Anvaya-Rabbit 2.7B

India's first sovereign SSM-based language model.

Non-transformer architecture. No attention mechanism. Constitutional training via Gurukul. 7 patents filed at IP India.

⚠️ Checkpoint Deprecation Notice

Checkpoint	Status	Notes
`Anvaya-Rabbit-2.7B-0.55-base.pt`	✅ CURRENT	Wikipedia warmup complete, CE 0.993x
Any prior checkpoint	⚠️ DEPRECATED	Do not use for inference

Prior checkpoints are retained for research transparency.
The current checkpoint reflects iterative refinement of the
ANVAYA RtaSSM architecture and training pipeline.

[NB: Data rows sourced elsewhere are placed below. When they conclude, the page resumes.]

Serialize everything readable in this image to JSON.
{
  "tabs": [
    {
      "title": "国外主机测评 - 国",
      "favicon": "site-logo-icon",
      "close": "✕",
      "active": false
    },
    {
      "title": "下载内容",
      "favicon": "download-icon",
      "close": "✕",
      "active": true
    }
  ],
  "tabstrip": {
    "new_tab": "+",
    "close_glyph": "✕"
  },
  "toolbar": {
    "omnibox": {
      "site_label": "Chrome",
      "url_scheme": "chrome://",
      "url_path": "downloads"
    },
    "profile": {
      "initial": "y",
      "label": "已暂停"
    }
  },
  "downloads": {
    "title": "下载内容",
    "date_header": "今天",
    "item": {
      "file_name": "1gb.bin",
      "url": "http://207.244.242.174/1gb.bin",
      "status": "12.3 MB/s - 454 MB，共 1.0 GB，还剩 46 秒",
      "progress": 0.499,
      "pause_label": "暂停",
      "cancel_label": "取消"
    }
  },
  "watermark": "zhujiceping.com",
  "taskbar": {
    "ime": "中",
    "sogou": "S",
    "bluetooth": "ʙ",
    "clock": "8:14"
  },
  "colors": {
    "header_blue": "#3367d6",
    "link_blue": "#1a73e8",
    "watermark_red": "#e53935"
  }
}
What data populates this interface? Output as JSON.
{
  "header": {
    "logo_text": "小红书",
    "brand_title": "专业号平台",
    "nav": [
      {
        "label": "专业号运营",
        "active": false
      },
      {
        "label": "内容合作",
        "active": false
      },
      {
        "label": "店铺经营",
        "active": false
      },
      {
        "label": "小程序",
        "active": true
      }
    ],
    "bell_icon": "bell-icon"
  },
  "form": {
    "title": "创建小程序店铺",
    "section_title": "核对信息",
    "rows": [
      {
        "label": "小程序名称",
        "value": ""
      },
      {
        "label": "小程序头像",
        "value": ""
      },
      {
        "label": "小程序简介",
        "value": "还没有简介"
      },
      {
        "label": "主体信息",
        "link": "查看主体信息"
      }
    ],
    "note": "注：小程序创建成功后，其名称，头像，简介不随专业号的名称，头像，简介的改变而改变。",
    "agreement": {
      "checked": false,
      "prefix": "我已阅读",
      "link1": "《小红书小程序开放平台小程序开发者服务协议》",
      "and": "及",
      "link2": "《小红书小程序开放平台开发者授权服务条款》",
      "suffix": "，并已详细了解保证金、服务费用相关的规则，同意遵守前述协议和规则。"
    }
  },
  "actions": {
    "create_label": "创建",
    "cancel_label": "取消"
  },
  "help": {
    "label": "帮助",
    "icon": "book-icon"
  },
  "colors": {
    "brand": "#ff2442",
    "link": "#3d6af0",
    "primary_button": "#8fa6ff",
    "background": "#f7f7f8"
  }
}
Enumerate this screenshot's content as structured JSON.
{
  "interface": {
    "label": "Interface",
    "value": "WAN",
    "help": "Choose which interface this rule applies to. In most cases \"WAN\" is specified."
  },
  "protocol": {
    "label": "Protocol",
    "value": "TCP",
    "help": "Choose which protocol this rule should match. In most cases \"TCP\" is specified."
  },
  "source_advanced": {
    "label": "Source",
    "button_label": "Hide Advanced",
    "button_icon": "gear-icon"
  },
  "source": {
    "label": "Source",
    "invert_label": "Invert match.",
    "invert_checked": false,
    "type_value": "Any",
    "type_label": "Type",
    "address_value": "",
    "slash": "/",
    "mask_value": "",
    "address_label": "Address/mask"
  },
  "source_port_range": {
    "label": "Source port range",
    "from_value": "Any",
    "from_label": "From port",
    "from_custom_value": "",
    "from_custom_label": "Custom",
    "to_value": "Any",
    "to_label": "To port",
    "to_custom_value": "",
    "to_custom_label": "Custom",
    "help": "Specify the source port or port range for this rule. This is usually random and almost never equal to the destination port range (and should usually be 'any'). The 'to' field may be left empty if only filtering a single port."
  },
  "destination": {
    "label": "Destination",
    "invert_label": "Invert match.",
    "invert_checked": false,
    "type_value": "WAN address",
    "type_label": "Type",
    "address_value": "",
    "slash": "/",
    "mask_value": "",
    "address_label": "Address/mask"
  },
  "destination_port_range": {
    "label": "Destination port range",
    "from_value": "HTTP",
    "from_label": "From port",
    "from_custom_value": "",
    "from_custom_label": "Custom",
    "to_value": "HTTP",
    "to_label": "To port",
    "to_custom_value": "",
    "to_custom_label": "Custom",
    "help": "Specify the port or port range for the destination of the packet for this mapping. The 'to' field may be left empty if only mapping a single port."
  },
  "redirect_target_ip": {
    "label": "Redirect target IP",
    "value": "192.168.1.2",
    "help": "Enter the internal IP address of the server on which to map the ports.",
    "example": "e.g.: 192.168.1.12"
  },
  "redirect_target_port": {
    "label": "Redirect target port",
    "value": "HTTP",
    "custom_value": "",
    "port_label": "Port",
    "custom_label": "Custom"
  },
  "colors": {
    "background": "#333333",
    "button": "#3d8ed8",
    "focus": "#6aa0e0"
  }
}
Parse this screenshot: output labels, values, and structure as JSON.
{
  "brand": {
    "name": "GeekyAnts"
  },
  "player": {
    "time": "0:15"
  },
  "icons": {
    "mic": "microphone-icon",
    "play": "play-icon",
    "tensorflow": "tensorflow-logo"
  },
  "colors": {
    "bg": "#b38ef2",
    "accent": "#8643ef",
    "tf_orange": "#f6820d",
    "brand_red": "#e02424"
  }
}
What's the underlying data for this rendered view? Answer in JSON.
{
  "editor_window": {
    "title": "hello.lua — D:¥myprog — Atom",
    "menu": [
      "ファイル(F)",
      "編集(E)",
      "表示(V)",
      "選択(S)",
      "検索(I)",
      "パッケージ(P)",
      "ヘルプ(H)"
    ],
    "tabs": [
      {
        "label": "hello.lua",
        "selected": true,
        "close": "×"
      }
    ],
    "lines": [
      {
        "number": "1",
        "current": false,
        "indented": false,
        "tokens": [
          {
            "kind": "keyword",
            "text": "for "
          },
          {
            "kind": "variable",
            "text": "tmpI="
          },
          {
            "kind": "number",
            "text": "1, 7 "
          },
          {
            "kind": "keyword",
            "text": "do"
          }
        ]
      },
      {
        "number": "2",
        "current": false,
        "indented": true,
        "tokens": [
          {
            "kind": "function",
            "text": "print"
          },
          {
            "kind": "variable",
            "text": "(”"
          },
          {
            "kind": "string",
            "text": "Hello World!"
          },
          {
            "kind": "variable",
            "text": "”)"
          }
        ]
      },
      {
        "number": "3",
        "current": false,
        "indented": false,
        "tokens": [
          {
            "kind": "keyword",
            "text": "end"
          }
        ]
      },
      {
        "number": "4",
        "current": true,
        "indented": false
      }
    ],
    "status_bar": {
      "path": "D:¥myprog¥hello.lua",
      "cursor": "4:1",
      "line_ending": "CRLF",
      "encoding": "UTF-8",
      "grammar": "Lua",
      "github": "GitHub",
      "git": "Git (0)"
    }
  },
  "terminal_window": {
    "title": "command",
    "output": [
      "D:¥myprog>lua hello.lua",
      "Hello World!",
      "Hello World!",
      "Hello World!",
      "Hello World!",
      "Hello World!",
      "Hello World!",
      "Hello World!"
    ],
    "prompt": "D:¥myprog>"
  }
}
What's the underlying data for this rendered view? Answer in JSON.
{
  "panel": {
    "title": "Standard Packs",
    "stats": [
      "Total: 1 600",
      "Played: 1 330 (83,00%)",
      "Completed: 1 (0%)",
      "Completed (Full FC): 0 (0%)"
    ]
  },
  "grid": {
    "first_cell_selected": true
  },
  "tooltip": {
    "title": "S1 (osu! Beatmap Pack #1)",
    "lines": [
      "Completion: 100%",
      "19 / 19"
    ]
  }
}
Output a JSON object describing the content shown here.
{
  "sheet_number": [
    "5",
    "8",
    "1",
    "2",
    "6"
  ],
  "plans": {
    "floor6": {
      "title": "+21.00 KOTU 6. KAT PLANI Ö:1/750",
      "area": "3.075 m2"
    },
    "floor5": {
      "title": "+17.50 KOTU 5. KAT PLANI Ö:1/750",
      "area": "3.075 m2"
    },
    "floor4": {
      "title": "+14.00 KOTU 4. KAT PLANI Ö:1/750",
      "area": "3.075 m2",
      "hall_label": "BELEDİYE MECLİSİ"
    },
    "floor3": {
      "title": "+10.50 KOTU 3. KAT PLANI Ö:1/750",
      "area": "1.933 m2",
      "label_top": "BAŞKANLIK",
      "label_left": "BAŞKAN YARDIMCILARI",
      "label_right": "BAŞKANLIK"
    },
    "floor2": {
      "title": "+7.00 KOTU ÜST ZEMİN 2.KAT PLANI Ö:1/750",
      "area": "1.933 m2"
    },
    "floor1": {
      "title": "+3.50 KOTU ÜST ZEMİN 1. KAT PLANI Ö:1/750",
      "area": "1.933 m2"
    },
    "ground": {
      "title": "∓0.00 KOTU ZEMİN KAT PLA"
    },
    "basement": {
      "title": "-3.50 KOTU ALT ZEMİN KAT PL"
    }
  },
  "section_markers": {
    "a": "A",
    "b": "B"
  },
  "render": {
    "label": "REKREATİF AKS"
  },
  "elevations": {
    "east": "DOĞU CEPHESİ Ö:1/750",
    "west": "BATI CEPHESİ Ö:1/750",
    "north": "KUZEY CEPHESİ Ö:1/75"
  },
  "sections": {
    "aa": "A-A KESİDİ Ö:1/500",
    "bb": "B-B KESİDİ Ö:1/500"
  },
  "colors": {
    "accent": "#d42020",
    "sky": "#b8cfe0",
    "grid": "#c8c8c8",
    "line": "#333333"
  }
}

Always use the latest -base.pt for any downstream work.

What's in this repo

Tier	File	Use this when…
Base	`base/Anvaya-Rabbit-2.7B-0.55-base.pt`	You want raw pretrained weights for your own fine-tuning

Instruct and Imprint tiers are in preparation (epoch 2 → SFT → imprint pipeline).

Quickstart

pip install rtaforge transformers

from transformers import AutoModelForCausalLM, AutoTokenizer

tokenizer = AutoTokenizer.from_pretrained("EleutherAI/gpt-neox-20b")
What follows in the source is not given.